Husain Haqqani, a visiting scholar at the Carnegie Endowment for International Peace, has written an article on Muslim religious schools, or Madrasas, in Pakistan for Foreign Policy magazine.
Haqqani writes that the Madrasas filled a gap left open by poor Muslim states:
As many as 1 million students study in Madrasas in Pakistan, compared with primary-school enrollment of 1.9 million. Most Muslim countries allocate insignificant portions of their budgets for education, leaving large segments of their growing populations without schooling. Madrasas fill that gap, especially for the poor. The poorest countries, such as Pakistan, Bangladesh, Somalia, Yemen, and Indonesia, boast the largest madrasa enrollment.
Haqqani goes on to argue that the religious schools promote a quietist form of Islam, "teaching rejection for Western ways without calling upon believers to fight unbelievers"; but he also believes that the ambient poverty in which they thrive "makes it difficult for the Madrasas to remain unaffected by radical ideas..." Indeed, it was in the Madrasas of Afghan refugee camps in Pakistan that the Taliban movement initially grew.

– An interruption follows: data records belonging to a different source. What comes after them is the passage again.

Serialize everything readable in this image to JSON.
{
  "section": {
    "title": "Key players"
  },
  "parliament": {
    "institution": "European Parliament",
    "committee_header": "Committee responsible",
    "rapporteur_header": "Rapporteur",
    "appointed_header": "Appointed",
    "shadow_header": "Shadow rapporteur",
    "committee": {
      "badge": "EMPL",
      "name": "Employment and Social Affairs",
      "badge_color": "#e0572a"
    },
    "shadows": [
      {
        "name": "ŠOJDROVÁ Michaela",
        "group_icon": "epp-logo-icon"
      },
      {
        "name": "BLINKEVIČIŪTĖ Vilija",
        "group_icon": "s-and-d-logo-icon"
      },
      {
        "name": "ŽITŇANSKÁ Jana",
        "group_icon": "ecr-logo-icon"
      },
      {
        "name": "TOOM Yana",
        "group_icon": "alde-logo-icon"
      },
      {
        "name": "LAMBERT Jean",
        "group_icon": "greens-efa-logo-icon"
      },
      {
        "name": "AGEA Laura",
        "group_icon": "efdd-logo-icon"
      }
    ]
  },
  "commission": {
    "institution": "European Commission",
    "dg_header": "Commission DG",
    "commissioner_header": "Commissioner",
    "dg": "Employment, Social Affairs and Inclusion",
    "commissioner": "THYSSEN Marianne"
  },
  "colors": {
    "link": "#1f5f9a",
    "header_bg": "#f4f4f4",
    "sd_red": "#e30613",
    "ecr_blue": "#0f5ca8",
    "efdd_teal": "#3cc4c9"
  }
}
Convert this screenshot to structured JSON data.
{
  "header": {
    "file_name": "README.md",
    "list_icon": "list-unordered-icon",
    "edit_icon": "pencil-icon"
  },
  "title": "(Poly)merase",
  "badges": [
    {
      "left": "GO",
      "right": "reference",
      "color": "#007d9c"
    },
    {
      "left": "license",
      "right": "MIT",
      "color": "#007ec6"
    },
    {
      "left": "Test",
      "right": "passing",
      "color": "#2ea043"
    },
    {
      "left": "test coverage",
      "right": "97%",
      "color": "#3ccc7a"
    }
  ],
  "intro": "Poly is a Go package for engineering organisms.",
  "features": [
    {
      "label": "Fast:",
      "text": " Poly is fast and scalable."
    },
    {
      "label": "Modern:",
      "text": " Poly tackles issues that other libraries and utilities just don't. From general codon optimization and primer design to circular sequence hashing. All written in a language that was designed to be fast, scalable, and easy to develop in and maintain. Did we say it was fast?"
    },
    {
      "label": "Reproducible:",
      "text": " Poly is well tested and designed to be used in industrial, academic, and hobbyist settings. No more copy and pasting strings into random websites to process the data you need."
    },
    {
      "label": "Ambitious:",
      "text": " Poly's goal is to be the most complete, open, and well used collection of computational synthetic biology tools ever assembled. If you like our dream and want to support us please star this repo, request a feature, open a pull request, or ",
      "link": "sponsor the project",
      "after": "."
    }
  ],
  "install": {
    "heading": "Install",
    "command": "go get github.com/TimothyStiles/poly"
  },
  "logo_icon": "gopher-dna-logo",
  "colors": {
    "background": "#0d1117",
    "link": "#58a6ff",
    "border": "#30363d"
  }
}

Is he hopeful that Madrasas can be marginalized? It's a mixed bag:
Legitimizing secular power structures through democracy might reduce the political influence of Madrasas. But that influence is unlikely to wane dramatically as long as Madrasas are home to a theological class popular with poor Muslims. And the fruits of modernity will need to spread widely before dual education systems in the Muslim world will come to an end.